Moreover, the radioactive contaminant in the flowback water is radium, which has a half-life of 1600 years and also has eight radioactive decay daughters Rn-222, Po-218, Pb-214, Bi-214, Po-214, Pb-210, Bi-210, Po-210 before reaching stable lead 206. Radon-222 is volatile and as a result its decay daughters can and do end up embedded in lung tissue.

By contrast, the radioisotope outside of Fukushima is predominantly Cs-137, which is pretty much instantaneous equilibrium with Ba-137m which decays within minutes to stable Ba-137, which is largely insoluble in seawater.
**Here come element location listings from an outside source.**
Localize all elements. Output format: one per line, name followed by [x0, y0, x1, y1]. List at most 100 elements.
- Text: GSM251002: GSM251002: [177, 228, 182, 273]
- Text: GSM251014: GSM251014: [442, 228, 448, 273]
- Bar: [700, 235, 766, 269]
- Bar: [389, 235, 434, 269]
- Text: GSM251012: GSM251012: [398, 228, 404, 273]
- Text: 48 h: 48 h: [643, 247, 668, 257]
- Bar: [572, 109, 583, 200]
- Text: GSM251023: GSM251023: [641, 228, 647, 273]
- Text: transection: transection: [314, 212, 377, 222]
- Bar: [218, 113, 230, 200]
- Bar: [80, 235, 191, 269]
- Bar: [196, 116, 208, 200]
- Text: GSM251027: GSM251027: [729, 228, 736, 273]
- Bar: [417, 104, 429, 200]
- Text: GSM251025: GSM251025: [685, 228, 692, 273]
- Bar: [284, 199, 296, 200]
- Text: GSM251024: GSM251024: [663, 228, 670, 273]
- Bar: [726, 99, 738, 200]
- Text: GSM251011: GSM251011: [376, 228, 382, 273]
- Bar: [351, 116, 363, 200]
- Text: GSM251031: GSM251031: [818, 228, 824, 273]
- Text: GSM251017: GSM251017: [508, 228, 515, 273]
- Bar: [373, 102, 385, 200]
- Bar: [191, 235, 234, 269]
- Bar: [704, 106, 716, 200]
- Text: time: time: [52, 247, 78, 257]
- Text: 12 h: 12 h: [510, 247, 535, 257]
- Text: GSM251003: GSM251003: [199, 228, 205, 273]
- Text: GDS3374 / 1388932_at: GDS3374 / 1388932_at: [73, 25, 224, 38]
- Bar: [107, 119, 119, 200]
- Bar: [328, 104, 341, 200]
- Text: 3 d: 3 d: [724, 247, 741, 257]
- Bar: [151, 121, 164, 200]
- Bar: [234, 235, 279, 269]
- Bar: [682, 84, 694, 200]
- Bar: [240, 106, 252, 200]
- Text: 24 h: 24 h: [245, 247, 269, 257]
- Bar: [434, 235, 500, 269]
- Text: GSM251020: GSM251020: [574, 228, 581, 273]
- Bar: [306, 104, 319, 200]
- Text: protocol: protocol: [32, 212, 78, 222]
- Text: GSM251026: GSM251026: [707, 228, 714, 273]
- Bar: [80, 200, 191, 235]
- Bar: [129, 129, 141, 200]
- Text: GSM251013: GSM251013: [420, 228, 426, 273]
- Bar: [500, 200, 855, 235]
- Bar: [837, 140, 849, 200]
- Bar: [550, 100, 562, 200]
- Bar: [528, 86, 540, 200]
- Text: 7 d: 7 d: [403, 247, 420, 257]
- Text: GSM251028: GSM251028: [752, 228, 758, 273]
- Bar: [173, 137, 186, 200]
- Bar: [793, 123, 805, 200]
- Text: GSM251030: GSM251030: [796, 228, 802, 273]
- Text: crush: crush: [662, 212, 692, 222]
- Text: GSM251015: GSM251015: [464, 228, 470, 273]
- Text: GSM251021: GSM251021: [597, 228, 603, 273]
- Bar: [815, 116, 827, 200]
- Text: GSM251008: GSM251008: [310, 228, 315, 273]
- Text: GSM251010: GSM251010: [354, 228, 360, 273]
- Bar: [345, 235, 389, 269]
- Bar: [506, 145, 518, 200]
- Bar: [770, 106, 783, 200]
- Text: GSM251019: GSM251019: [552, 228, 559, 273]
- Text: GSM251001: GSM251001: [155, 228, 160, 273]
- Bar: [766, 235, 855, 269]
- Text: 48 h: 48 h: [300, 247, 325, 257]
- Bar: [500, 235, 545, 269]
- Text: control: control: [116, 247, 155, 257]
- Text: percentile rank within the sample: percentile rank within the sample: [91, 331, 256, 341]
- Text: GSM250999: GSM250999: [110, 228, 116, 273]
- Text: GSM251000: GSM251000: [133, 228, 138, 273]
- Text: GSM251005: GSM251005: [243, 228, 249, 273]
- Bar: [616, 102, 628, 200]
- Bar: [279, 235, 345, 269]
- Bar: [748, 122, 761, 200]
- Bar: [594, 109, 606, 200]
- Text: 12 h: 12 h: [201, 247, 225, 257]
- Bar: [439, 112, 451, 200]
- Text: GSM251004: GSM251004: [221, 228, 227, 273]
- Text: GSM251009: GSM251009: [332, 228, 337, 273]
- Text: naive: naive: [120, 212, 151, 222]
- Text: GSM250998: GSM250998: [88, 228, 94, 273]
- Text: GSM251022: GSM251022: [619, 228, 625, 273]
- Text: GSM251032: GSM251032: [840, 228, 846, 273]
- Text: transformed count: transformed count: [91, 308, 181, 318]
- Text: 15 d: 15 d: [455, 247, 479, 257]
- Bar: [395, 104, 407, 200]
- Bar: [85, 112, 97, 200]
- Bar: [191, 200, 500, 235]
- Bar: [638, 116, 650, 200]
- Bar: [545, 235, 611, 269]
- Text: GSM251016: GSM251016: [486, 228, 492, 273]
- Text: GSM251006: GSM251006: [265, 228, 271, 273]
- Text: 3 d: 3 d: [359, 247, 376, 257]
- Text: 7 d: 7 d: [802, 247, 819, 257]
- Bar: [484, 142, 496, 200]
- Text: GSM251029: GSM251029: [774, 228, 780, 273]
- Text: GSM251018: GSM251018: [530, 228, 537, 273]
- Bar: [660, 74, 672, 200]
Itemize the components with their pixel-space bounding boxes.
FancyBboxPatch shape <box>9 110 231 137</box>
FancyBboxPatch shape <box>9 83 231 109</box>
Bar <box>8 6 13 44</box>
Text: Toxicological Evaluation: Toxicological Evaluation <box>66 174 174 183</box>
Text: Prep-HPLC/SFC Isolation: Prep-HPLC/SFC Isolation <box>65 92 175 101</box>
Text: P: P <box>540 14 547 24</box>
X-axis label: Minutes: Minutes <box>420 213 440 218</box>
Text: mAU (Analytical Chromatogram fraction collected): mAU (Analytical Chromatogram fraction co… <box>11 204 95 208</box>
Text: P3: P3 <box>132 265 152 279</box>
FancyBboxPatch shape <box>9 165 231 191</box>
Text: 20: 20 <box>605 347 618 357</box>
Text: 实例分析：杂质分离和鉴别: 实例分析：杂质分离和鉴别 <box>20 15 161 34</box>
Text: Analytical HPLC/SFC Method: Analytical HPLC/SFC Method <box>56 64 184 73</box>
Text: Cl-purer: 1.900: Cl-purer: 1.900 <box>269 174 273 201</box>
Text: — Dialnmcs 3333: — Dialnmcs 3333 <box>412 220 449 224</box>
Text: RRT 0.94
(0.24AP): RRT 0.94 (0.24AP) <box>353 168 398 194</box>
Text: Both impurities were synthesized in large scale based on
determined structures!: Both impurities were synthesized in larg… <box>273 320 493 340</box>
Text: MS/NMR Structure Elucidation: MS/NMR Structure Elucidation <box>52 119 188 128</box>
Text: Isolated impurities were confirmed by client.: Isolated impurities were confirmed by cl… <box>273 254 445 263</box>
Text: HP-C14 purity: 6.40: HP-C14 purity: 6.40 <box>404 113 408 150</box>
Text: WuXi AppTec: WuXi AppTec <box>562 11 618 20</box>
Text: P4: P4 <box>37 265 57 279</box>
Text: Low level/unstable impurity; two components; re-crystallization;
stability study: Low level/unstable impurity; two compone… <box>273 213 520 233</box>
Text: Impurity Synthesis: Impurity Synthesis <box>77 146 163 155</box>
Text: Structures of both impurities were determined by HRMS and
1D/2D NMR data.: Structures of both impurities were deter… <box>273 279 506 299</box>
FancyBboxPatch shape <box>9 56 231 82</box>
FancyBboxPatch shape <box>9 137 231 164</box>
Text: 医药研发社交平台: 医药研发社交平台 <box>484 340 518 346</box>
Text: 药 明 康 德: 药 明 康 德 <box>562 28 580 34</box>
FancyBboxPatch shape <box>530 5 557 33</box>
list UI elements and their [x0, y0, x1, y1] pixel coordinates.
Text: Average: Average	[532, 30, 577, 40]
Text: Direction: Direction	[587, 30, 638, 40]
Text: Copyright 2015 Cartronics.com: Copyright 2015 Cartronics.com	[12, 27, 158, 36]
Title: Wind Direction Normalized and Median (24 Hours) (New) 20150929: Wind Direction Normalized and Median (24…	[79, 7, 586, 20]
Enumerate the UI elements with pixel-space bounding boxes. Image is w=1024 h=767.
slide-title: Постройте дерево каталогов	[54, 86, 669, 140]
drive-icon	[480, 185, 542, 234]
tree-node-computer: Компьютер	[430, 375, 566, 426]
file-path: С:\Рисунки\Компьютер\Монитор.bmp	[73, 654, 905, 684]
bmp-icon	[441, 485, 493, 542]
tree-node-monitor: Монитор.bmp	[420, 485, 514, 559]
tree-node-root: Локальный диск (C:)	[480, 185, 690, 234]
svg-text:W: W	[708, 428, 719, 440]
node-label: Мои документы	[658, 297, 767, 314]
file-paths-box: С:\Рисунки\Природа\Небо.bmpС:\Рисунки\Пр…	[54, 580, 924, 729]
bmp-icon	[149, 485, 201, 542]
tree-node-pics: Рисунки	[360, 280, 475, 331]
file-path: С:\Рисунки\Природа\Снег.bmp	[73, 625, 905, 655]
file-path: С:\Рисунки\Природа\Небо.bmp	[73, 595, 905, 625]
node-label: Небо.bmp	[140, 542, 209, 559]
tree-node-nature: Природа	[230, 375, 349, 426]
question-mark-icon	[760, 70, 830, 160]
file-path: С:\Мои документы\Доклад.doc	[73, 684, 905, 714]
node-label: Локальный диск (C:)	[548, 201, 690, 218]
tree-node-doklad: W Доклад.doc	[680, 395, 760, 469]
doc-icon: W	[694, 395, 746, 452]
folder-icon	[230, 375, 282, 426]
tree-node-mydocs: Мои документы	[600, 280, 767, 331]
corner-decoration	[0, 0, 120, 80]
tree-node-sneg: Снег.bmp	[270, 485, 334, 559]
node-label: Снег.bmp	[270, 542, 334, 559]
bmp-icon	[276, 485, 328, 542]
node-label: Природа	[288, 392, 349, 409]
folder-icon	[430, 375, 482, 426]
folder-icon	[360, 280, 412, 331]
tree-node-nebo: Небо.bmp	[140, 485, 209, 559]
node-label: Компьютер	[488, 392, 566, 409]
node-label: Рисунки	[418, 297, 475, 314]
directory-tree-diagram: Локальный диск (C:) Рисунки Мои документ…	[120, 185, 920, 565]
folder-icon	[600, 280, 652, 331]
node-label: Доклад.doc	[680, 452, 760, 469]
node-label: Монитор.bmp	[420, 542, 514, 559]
Its half-life is 30.07 years.

The decision by this generation to burn gas will damage the lives of every single human being who comes after us, who will accrue all of the mess and none of the benefits.

Moreover the solar and wind industries, trivial and mass intensive, are entirely dependent on access to gas, which is the real winner in anti-nukism.

It is not enough to not retire nukes. We should be building nukes. They are the only sustainable form of fossil fuel free energy that can be infinitely expanded and the only form form of such energy that is in fact, sustainable.

The use of gas is a crime against all future generations.